4 thoughts on “Blog No. 197. The Brexit Shipwreck: Are There Lifeboats?”

  1. I was traveling in the UK during the summer of 2016. The British were as fascinated by our election and Trump as I was about the Brexit vote. They couldn’t believe Trump was the Republican nominee, and I couldn’t believe they seriously were considering leaving the EU. One conversation with a man in law enforcement still sticks out. He believed the Leavers would win despite the polls. It was a gut feeling he had based on conversations with ordinary people. I told him Trump had a strong appeal to many people, but I said I didn’t think he would win. Hire the Brit as a consultant not me!

    I think Roger Stetted made a very good point. Both the UK and the US are being punished for their votes and deserve to be.

    I remain pessimistic about Brexit. Unless both sides agree to paper over it, I see what to do about the Ireland-Northern Ireland border as an almost intractable problem. What were the Brits thinking in 2016? What were we thinking?

  2. Neat and cogent explanation regarding “Brexit.” Like most people, I don’t fully understand the reasons for or against GB leaving the EU. Frankly, from the very beginning, I thought the EU unity was a very good plan for economic stability and mutual protection, as well as creating an economic powerhouse for international trade.
    I don’t recall any discussion of immigration or cultural conflicts. Further, what was a good faith plan, never enforced as required, the capping of inflation, I.e. Greece, Italy, and I am confident there are others that fail to adhere to the restrictions , was unenforceable and “to be “ member nations were in default from the start.
    Underlying the unity of nations, was an economic powerhouse for trade at generous terms and advantages. The internal acrimony, failure to control inflation, runaway deficits and the draining of the “haves” economies by the unstable nations is much like the rich uncle finally saying “no more.”
    Looking back, the divergent and often combative cultures of member nations has been more difficult than the potential good for all partnership.
    Naive, yup!
    Great Britain….get out and get out fast.
    B

  3. Doug: thanks for this illuminating and clarifying piece. Prior to reading this, I was totally baffled and confused by the claims and counterclaims of the competing factions. Now I am only mostly baffled and confused. My biggest question is why Cameron, a smart and canny pol, allowed himself to get cornered into putting such a multifaceted question to a simple referendum?

  4. Well done. Of course Jo Johnson is right.

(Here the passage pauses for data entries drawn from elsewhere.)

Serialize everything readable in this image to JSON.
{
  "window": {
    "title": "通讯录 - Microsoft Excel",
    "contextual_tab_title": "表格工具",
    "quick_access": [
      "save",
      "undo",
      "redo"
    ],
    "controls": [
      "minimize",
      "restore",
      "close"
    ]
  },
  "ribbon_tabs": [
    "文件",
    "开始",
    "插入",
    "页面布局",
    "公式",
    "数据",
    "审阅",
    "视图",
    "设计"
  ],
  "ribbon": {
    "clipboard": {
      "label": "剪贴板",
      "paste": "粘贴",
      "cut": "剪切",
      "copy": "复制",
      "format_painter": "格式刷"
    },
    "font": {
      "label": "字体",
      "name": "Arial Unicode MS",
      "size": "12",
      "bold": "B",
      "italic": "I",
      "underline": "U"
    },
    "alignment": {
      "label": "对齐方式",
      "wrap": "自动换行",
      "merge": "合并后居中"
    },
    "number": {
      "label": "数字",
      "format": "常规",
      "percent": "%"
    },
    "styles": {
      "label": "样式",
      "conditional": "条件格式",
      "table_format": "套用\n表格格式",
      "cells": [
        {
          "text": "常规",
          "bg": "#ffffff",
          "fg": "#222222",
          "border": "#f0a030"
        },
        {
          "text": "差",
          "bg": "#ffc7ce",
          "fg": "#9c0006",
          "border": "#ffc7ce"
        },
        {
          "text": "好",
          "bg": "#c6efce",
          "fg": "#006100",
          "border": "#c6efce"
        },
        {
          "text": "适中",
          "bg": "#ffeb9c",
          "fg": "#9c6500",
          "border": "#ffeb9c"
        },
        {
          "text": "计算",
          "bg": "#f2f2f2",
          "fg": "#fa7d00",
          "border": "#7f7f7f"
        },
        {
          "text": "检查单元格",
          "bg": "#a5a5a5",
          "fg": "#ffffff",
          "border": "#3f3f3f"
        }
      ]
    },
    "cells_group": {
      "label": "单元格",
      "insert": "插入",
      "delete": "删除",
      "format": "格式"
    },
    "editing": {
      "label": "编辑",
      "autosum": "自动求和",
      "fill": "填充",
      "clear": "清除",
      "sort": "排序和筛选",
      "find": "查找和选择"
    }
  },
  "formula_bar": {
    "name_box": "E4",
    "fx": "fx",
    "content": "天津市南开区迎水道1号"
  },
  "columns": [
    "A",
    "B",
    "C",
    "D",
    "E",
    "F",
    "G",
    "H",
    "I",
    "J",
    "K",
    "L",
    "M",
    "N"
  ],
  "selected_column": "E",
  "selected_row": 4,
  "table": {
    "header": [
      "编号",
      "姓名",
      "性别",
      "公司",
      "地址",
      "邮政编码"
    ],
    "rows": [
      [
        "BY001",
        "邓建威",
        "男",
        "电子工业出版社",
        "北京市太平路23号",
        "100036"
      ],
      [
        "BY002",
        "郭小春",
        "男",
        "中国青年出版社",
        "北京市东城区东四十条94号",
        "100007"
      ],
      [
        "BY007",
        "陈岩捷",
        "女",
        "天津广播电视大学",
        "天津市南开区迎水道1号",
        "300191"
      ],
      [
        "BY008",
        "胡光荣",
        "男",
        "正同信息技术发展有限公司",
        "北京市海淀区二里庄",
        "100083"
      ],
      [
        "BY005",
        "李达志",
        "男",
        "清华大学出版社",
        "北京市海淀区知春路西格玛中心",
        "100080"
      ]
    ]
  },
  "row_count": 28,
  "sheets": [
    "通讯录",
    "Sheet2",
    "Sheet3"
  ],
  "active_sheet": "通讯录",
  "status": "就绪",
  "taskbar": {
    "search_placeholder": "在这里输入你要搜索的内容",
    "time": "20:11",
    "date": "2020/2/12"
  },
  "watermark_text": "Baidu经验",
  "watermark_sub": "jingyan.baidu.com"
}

Brexit was stupid like much of Trump’s agrenda: stirring up hatred of immigrants, building a wall, attacking or snubbing our allies, trade wars, phony populism, etc.
    But the Brits were intent on blaming their woes on the EU (a major force for both prosperity and peace in Europe and, by extrnsion, the world) and perhaps should now pay the price: a reduced standard of living for the middle and working classes. Just as our country must pay the price of voting for Trump. And, btw, Brexiteers did play a “direct” role in the election of Trump: Neil Farange, chief propagandist for Brexit, also campaignned in the U.S. prrsidential election for Trump.

    An old-line socialist (the UK Labor Party leader) may be just the right medicine for the UK at this time. Just as a crusing defeat of the GOP prez nominee in 2020 (whomever he or she might be) would be good for the Party and, therefore, good for the country. (While a Joe Biden would certainly be preferable, we may also end up with a Bernie Sanders or Elizabeth Warren as president-elect in 2020).

    In any case, future dislocations seem inevitable although the world may not yet be on a “collision course with disaster.”